Professor Jeff Achter
j.achter@colostate.edu
Weber 216, 491-6716
Lecture: MWF 12-12:50PM, Engrg E104
Office hours: TBA
The main textbook for this course is the free, on-line textbook A First Course in Linear Algebra, by Robert Beezer, sometimes supplemented with additional notes. More information about textbooks.

Requirements and other expectations

Homework and classwork -- 35% Homework will be assigned weekly, and is due at the beginning of class on Wednesdays. No late homework will ever be accepted. Your work must be neat, and the pages stapled, in order to be graded.
There will occasionally be short, in-class activities. These experiences cannot be made up. Grades from these will be used to help assess borderline grades at the end of semester.
Midterms -- 40% There will be in-class exams on Wednesday, October 1 and Wedesday, November 12.
Final -- 25% The final exam for this course will be held on Tuesday, December 16, 9:10-11:10AM.
No makeup exams will be given; you must take each exam as scheduled. You must pass the final in order to pass the course.

Help

This is challenging material, and you may need a little help every now and then.

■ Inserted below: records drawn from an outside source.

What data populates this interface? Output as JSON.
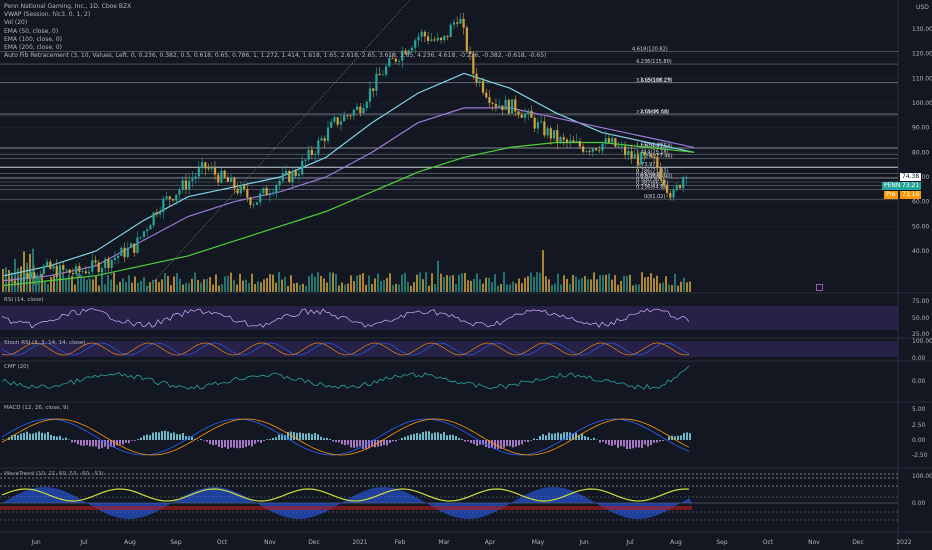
{
  "title_legend": [
    "Penn National Gaming, Inc., 1D, Cboe BZX",
    "VWAP (Session, hlc3, 0, 1, 2)",
    "Vol (20)",
    "EMA (50, close, 0)",
    "EMA (100, close, 0)",
    "EMA (200, close, 0)",
    "Auto Fib Retracement (3, 10, Values, Left, 0, 0.236, 0.382, 0.5, 0.618, 0.65, 0.786, 1, 1.272, 1.414, 1.618, 1.65, 2.618, 2.65, 3.618, 3.65, 4.236, 4.618, -0.236, -0.382, -0.618, -0.65)"
  ],
  "currency_label": "USD",
  "price_axis": [
    "130.00",
    "120.00",
    "110.00",
    "100.00",
    "90.00",
    "80.00",
    "70.00",
    "60.00",
    "50.00",
    "40.00"
  ],
  "price_tags": {
    "upper": "74.38",
    "symbol": "PENN",
    "symbol_value": "73.21",
    "pre": "Pre",
    "pre_value": "73.16"
  },
  "fib_labels": [
    "4.618(120.82)",
    "4.236(115.80)",
    "3.618(108.17)",
    "3.65(108.29)",
    "2.618(95.18)",
    "2.65(95.63)",
    "1.65(81.89)",
    "1.618(81.58)",
    "1.414(79.18)",
    "1.272(77.46)",
    "1(73.97)",
    "0.786(71.43)",
    "0.65(69.81)",
    "0.618(69.40)",
    "0.5(67.97)",
    "0.382(66.57)",
    "0.236(64.86)",
    "0(61.02)"
  ],
  "pane_labels": {
    "rsi": "RSI (14, close)",
    "stoch": "Stoch RSI (3, 3, 14, 14, close)",
    "cmf": "CMF (20)",
    "macd": "MACD (12, 26, close, 9)",
    "wt": "WaveTrend (10, 21, 60, 53, -60, -53)"
  },
  "rsi_axis": [
    "75.00",
    "50.00",
    "25.00"
  ],
  "stoch_axis": [
    "100.00",
    "0.00"
  ],
  "cmf_axis": [
    "0.00"
  ],
  "macd_axis": [
    "5.00",
    "2.50",
    "0.00",
    "-2.50"
  ],
  "wt_axis": [
    "100.00",
    "0.00"
  ],
  "time_axis": [
    "Jun",
    "Jul",
    "Aug",
    "Sep",
    "Oct",
    "Nov",
    "Dec",
    "2021",
    "Feb",
    "Mar",
    "Apr",
    "May",
    "Jun",
    "Jul",
    "Aug",
    "Sep",
    "Oct",
    "Nov",
    "Dec",
    "2022"
  ],
  "colors": {
    "background": "#131722",
    "candle_up": "#26a69a",
    "candle_down": "#d1a23a",
    "ema50": "#7ed4e6",
    "ema100": "#9b7ad9",
    "ema200": "#4cd137",
    "rsi_band": "#3a2a66",
    "macd_line": "#2962ff",
    "signal_line": "#ff9800"
  },
  "chart_data": {
    "type": "line",
    "title": "",
    "xlabel": "",
    "ylabel": "",
    "ylim": [
      30,
      136
    ],
    "x_range": [
      "2020-06",
      "2021-08"
    ],
    "price_path": [
      [
        "2020-05-20",
        28
      ],
      [
        "2020-06-10",
        33
      ],
      [
        "2020-07-01",
        31
      ],
      [
        "2020-07-20",
        35
      ],
      [
        "2020-08-10",
        42
      ],
      [
        "2020-08-25",
        58
      ],
      [
        "2020-09-10",
        66
      ],
      [
        "2020-09-25",
        74
      ],
      [
        "2020-10-10",
        68
      ],
      [
        "2020-10-28",
        60
      ],
      [
        "2020-11-12",
        68
      ],
      [
        "2020-11-25",
        72
      ],
      [
        "2020-12-05",
        80
      ],
      [
        "2020-12-20",
        92
      ],
      [
        "2021-01-05",
        98
      ],
      [
        "2021-01-20",
        112
      ],
      [
        "2021-02-01",
        120
      ],
      [
        "2021-02-15",
        128
      ],
      [
        "2021-03-01",
        124
      ],
      [
        "2021-03-12",
        136
      ],
      [
        "2021-03-22",
        112
      ],
      [
        "2021-04-05",
        100
      ],
      [
        "2021-04-20",
        98
      ],
      [
        "2021-05-05",
        90
      ],
      [
        "2021-05-20",
        84
      ],
      [
        "2021-06-05",
        82
      ],
      [
        "2021-06-20",
        84
      ],
      [
        "2021-07-05",
        78
      ],
      [
        "2021-07-20",
        76
      ],
      [
        "2021-08-01",
        62
      ],
      [
        "2021-08-10",
        73
      ]
    ],
    "series": [
      {
        "name": "EMA (50, close, 0)",
        "values": [
          30,
          34,
          40,
          52,
          62,
          66,
          70,
          78,
          92,
          104,
          112,
          106,
          96,
          88,
          84,
          80
        ]
      },
      {
        "name": "EMA (100, close, 0)",
        "values": [
          28,
          30,
          34,
          44,
          54,
          60,
          64,
          70,
          80,
          92,
          98,
          98,
          94,
          90,
          86,
          82
        ]
      },
      {
        "name": "EMA (200, close, 0)",
        "values": [
          26,
          28,
          30,
          34,
          38,
          44,
          50,
          56,
          64,
          72,
          78,
          82,
          84,
          84,
          82,
          80
        ]
      }
    ],
    "grid": true,
    "legend": "top-left"
  }
}
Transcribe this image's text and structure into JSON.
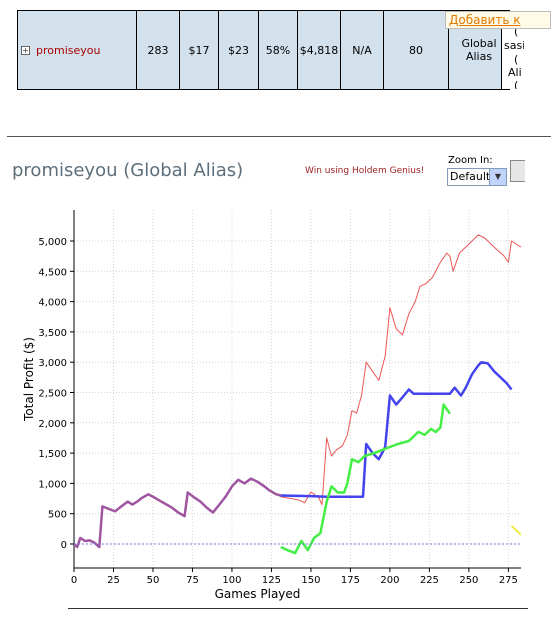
{
  "add_link": "Добавить к",
  "stats": {
    "expand_icon": "plus-box-icon",
    "player": "promiseyou",
    "games": "283",
    "avg_stake": "$17",
    "avg_profit": "$23",
    "roi": "58%",
    "total_profit": "$4,818",
    "na": "N/A",
    "col8": "80",
    "alias_label": "Global Alias"
  },
  "clip_text": [
    "(",
    "sasi",
    "(",
    "Ali",
    "("
  ],
  "chart_title": "promiseyou (Global Alias)",
  "promo": "Win using Holdem Genius!",
  "zoom": {
    "label": "Zoom In:",
    "value": "Default"
  },
  "chart_data": {
    "type": "line",
    "xlabel": "Games Played",
    "ylabel": "Total Profit ($)",
    "x_ticks": [
      0,
      25,
      50,
      75,
      100,
      125,
      150,
      175,
      200,
      225,
      250,
      275
    ],
    "y_ticks": [
      0,
      500,
      1000,
      1500,
      2000,
      2500,
      3000,
      3500,
      4000,
      4500,
      5000
    ],
    "y_tick_labels": [
      "0",
      "500",
      "1,000",
      "1,500",
      "2,000",
      "2,500",
      "3,000",
      "3,500",
      "4,000",
      "4,500",
      "5,000"
    ],
    "xlim": [
      0,
      283
    ],
    "ylim": [
      -400,
      5300
    ],
    "grid": true,
    "series": [
      {
        "color": "#ee5555",
        "width": 1,
        "points": [
          [
            0,
            0
          ],
          [
            2,
            -50
          ],
          [
            4,
            100
          ],
          [
            7,
            50
          ],
          [
            10,
            60
          ],
          [
            13,
            20
          ],
          [
            16,
            -50
          ],
          [
            18,
            620
          ],
          [
            22,
            580
          ],
          [
            26,
            540
          ],
          [
            30,
            620
          ],
          [
            34,
            700
          ],
          [
            37,
            650
          ],
          [
            40,
            700
          ],
          [
            43,
            760
          ],
          [
            47,
            820
          ],
          [
            50,
            780
          ],
          [
            54,
            720
          ],
          [
            58,
            660
          ],
          [
            62,
            600
          ],
          [
            66,
            520
          ],
          [
            70,
            460
          ],
          [
            72,
            850
          ],
          [
            76,
            770
          ],
          [
            80,
            700
          ],
          [
            84,
            600
          ],
          [
            88,
            520
          ],
          [
            92,
            650
          ],
          [
            96,
            780
          ],
          [
            100,
            950
          ],
          [
            104,
            1060
          ],
          [
            108,
            1000
          ],
          [
            112,
            1080
          ],
          [
            116,
            1030
          ],
          [
            120,
            960
          ],
          [
            124,
            880
          ],
          [
            128,
            820
          ],
          [
            131,
            780
          ],
          [
            135,
            760
          ],
          [
            140,
            740
          ],
          [
            143,
            720
          ],
          [
            146,
            680
          ],
          [
            150,
            860
          ],
          [
            152,
            820
          ],
          [
            155,
            760
          ],
          [
            157,
            650
          ],
          [
            160,
            1750
          ],
          [
            163,
            1450
          ],
          [
            166,
            1550
          ],
          [
            170,
            1620
          ],
          [
            173,
            1800
          ],
          [
            176,
            2200
          ],
          [
            179,
            2160
          ],
          [
            182,
            2450
          ],
          [
            185,
            3000
          ],
          [
            189,
            2850
          ],
          [
            193,
            2700
          ],
          [
            197,
            3100
          ],
          [
            200,
            3900
          ],
          [
            204,
            3550
          ],
          [
            208,
            3450
          ],
          [
            212,
            3800
          ],
          [
            216,
            4000
          ],
          [
            219,
            4250
          ],
          [
            223,
            4300
          ],
          [
            227,
            4400
          ],
          [
            232,
            4650
          ],
          [
            236,
            4800
          ],
          [
            238,
            4750
          ],
          [
            240,
            4500
          ],
          [
            244,
            4800
          ],
          [
            248,
            4900
          ],
          [
            252,
            5000
          ],
          [
            256,
            5100
          ],
          [
            260,
            5050
          ],
          [
            264,
            4950
          ],
          [
            268,
            4850
          ],
          [
            272,
            4760
          ],
          [
            275,
            4650
          ],
          [
            277,
            5000
          ],
          [
            283,
            4900
          ]
        ]
      },
      {
        "color": "#4444ee",
        "width": 2.5,
        "points": [
          [
            131,
            800
          ],
          [
            150,
            790
          ],
          [
            160,
            780
          ],
          [
            170,
            780
          ],
          [
            183,
            780
          ],
          [
            185,
            1650
          ],
          [
            189,
            1500
          ],
          [
            193,
            1400
          ],
          [
            197,
            1600
          ],
          [
            200,
            2450
          ],
          [
            204,
            2300
          ],
          [
            208,
            2420
          ],
          [
            212,
            2550
          ],
          [
            215,
            2480
          ],
          [
            220,
            2480
          ],
          [
            230,
            2480
          ],
          [
            238,
            2480
          ],
          [
            241,
            2580
          ],
          [
            245,
            2450
          ],
          [
            248,
            2580
          ],
          [
            252,
            2800
          ],
          [
            256,
            2950
          ],
          [
            258,
            3000
          ],
          [
            262,
            2980
          ],
          [
            266,
            2850
          ],
          [
            270,
            2750
          ],
          [
            274,
            2650
          ],
          [
            277,
            2550
          ]
        ]
      },
      {
        "color": "#44ee44",
        "width": 2.5,
        "points": [
          [
            131,
            -50
          ],
          [
            135,
            -100
          ],
          [
            140,
            -150
          ],
          [
            144,
            50
          ],
          [
            148,
            -100
          ],
          [
            152,
            100
          ],
          [
            156,
            180
          ],
          [
            160,
            700
          ],
          [
            163,
            950
          ],
          [
            167,
            850
          ],
          [
            171,
            850
          ],
          [
            173,
            1000
          ],
          [
            176,
            1400
          ],
          [
            180,
            1350
          ],
          [
            184,
            1450
          ],
          [
            190,
            1500
          ],
          [
            195,
            1550
          ],
          [
            200,
            1600
          ],
          [
            205,
            1650
          ],
          [
            212,
            1700
          ],
          [
            218,
            1850
          ],
          [
            222,
            1800
          ],
          [
            226,
            1900
          ],
          [
            229,
            1850
          ],
          [
            232,
            1920
          ],
          [
            234,
            2300
          ],
          [
            238,
            2150
          ]
        ]
      },
      {
        "color": "#a055a0",
        "width": 2.5,
        "points": [
          [
            0,
            0
          ],
          [
            2,
            -50
          ],
          [
            4,
            100
          ],
          [
            7,
            50
          ],
          [
            10,
            60
          ],
          [
            13,
            20
          ],
          [
            16,
            -50
          ],
          [
            18,
            620
          ],
          [
            22,
            580
          ],
          [
            26,
            540
          ],
          [
            30,
            620
          ],
          [
            34,
            700
          ],
          [
            37,
            650
          ],
          [
            40,
            700
          ],
          [
            43,
            760
          ],
          [
            47,
            820
          ],
          [
            50,
            780
          ],
          [
            54,
            720
          ],
          [
            58,
            660
          ],
          [
            62,
            600
          ],
          [
            66,
            520
          ],
          [
            70,
            460
          ],
          [
            72,
            850
          ],
          [
            76,
            770
          ],
          [
            80,
            700
          ],
          [
            84,
            600
          ],
          [
            88,
            520
          ],
          [
            92,
            650
          ],
          [
            96,
            780
          ],
          [
            100,
            950
          ],
          [
            104,
            1060
          ],
          [
            108,
            1000
          ],
          [
            112,
            1080
          ],
          [
            116,
            1030
          ],
          [
            120,
            960
          ],
          [
            124,
            880
          ],
          [
            128,
            820
          ],
          [
            131,
            800
          ]
        ]
      },
      {
        "color": "#eeee44",
        "width": 2,
        "points": [
          [
            277,
            300
          ],
          [
            283,
            150
          ]
        ]
      },
      {
        "color": "#7777ee",
        "width": 1,
        "dash": "2,2",
        "points": [
          [
            0,
            0
          ],
          [
            283,
            0
          ]
        ]
      }
    ]
  }
}
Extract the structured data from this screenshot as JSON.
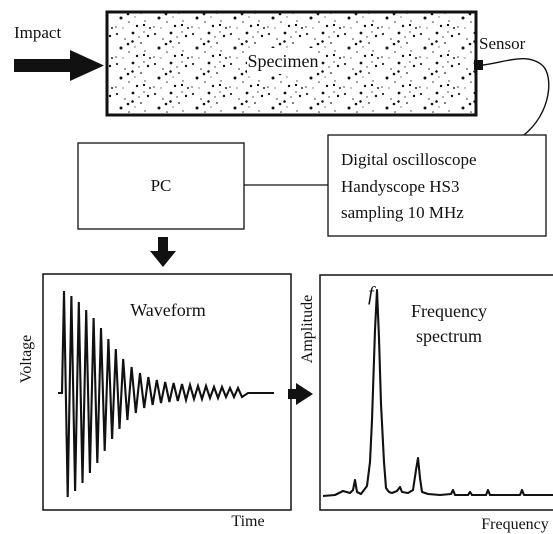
{
  "labels": {
    "impact": "Impact",
    "specimen": "Specimen",
    "sensor": "Sensor",
    "pc": "PC",
    "oscilloscope_lines": [
      "Digital oscilloscope",
      "Handyscope HS3",
      "sampling 10 MHz"
    ],
    "waveform_title": "Waveform",
    "voltage_axis": "Voltage",
    "time_axis": "Time",
    "amplitude_axis": "Amplitude",
    "frequency_axis": "Frequency",
    "spectrum_title_lines": [
      "Frequency",
      "spectrum"
    ],
    "peak_label": "f"
  },
  "colors": {
    "ink": "#111111",
    "background": "#ffffff"
  },
  "icons": {
    "impact_arrow": "right-arrow",
    "pc_to_waveform_arrow": "down-arrow",
    "waveform_to_spectrum_arrow": "right-arrow"
  }
}
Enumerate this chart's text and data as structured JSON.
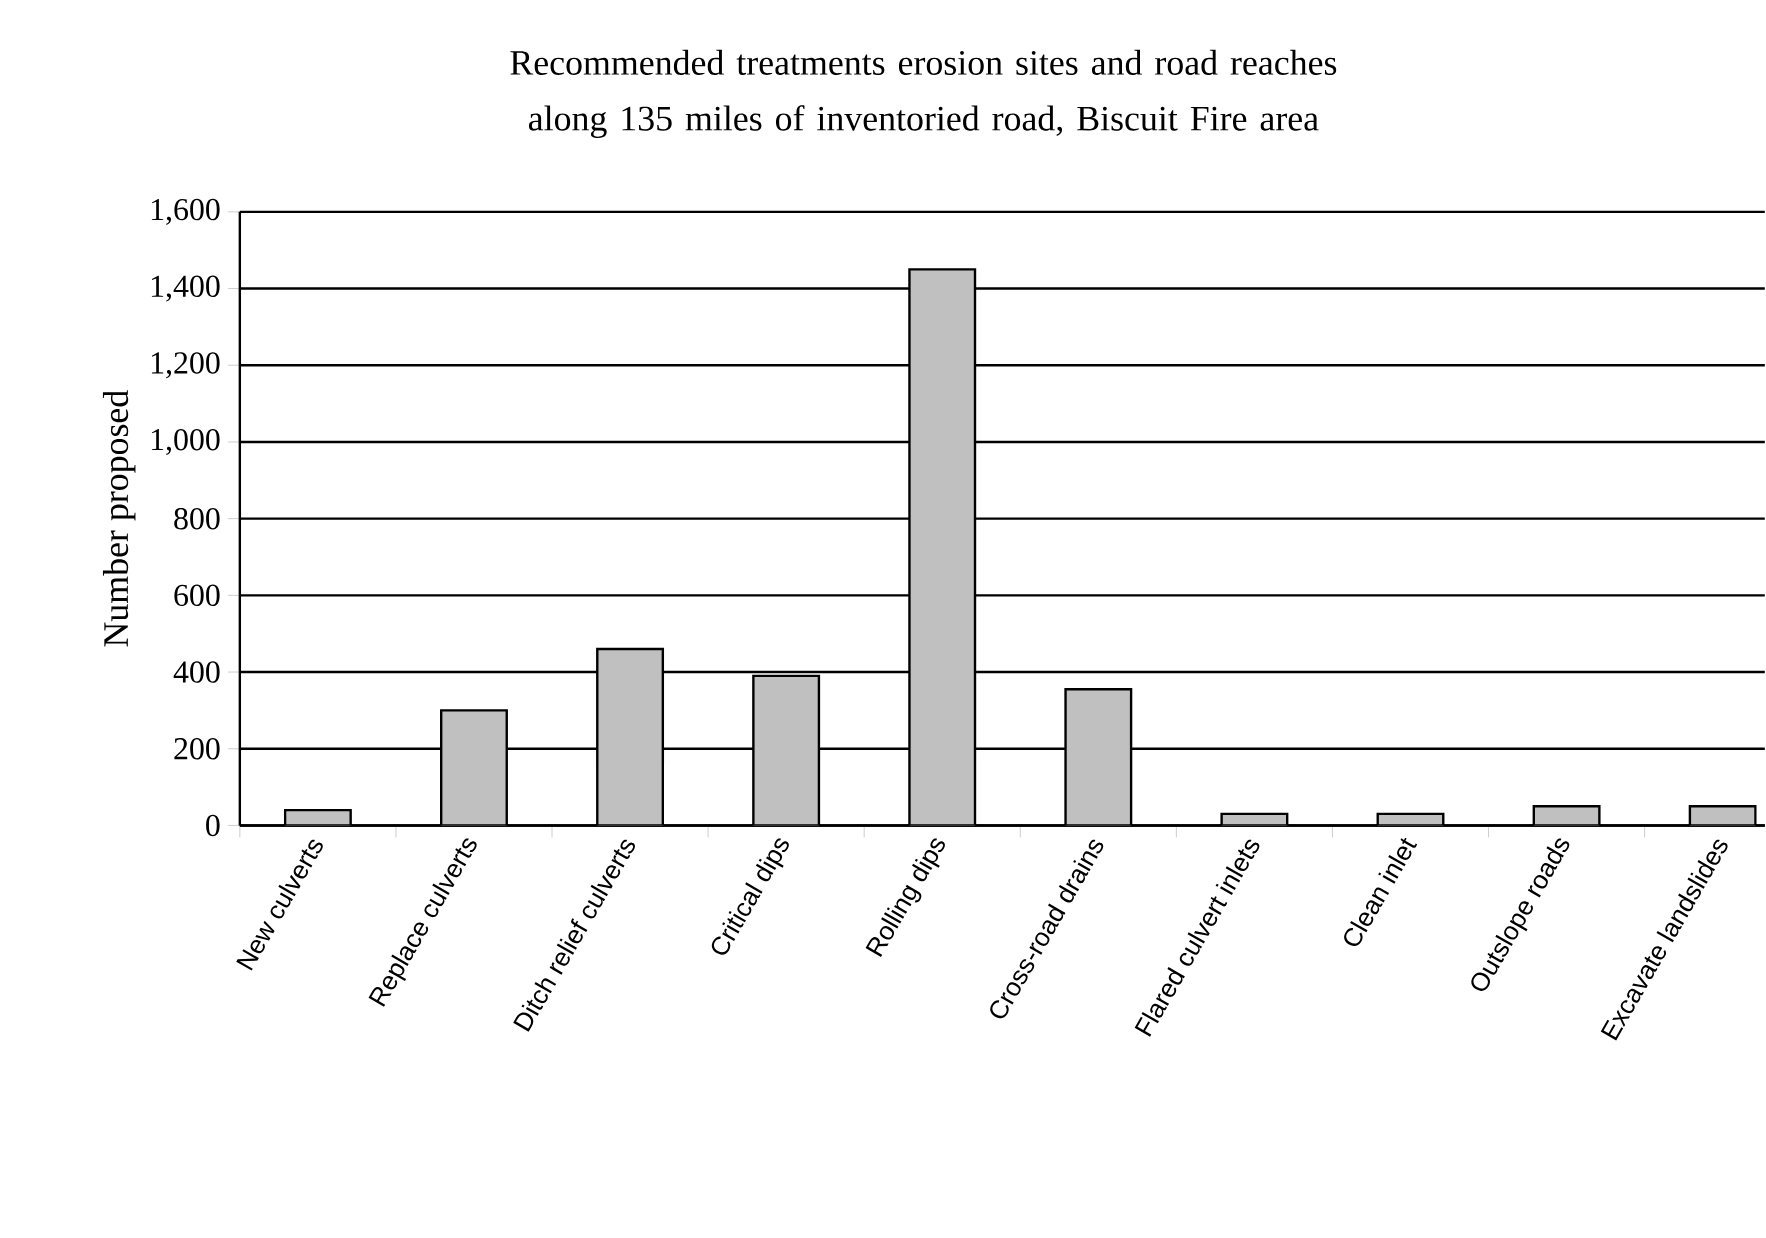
{
  "chart_data": {
    "type": "bar",
    "title": "Recommended treatments erosion sites and road reaches along 135 miles of inventoried road, Biscuit Fire area",
    "ylabel": "Number proposed",
    "categories": [
      "New culverts",
      "Replace culverts",
      "Ditch relief culverts",
      "Critical dips",
      "Rolling dips",
      "Cross-road drains",
      "Flared culvert inlets",
      "Clean inlet",
      "Outslope roads",
      "Excavate landslides"
    ],
    "values": [
      40,
      300,
      460,
      390,
      1450,
      355,
      30,
      30,
      50,
      50
    ],
    "color": "#c0c0c0",
    "ylim": [
      0,
      1600
    ],
    "yticks": [
      0,
      200,
      400,
      600,
      800,
      {
        "value": 1000,
        "label": "1,000"
      },
      {
        "value": 1200,
        "label": "1,200"
      },
      {
        "value": 1400,
        "label": "1,400"
      },
      {
        "value": 1600,
        "label": "1,600"
      }
    ],
    "grid": "y"
  }
}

Questions directed to j.achter@colostate.edu will be answered swiftly.
Professors Dan Bates and Kelly McArthur are also teaching sections of Math 369, and will make some of their office hours available to us.
Professor Dick Painter will also hold common office hours for 369 on Monday 2-4 and Tuesday 10-12. (Room to be announced.)
Keep an eye on the help section of the page for more resources.

Topics

Here is a rough estimate of the syllabus for the course.

Week	Topic	Ref
1	Systems of linear equations examples and applications; row reduction; echelon forms; associated(augmented) matrices	WILA What is Linear Algebra? SSLE Solving Systems of Linear Equations RREF Reduced Row-Echelon Form
2	Matrix equations Rⁿ; arithmetic of vectors; Ax=b structure of (in)homogeneous solutions	VO Vector Operations MO Matrix Operations MM Matrix Multiplication HSE Homogeneous Systems
3	Matrix operations matrix multiplication; row operations; inverse matrices; span.	MISLE Matrix Inverses and Systems of Linear Equations LC Linear Combinations SS Spanning Sets
3	Independence linear independence; column space; solvability; rank	LI Linear Independence LDS Linear Dependence and Spans CRS Column and Row Spaces DM Determinant of a Matrix PDM Properties of Determinants of Matrices
5	Determinants, applications
6	Backwards and forwards review; exam; abstract vector spaces	VS Vector Spaces
7	Vector spaces dimension; basis; coordinates	S Subspaces LISS Linear Independence and Spanning Sets B Bases D Dimension PD Properties of Dimension
8	Transformations linear transformations	LT Linear Transformations rank and nullity
9	Bases and matrices	VR Vector Representations MR Matrix Representations CB Change of Basis
10	Eigenvectors eigenvalues and eigenvectors; geometry;	EE Eigenvalues and Eigenvectors PEE Properties of Eigenvalues and Eigenvectors
11	Eigenvectors II characteristic polynomial; diagonalization; applications
12	Backwards and forwards review; exam; inner products
13	Inner products norm, orthogonality	Section O Orthogonality
14	Orthogonalization Gram-Schmidt, projection	function approximation least squares
15	Wrapping up applications; review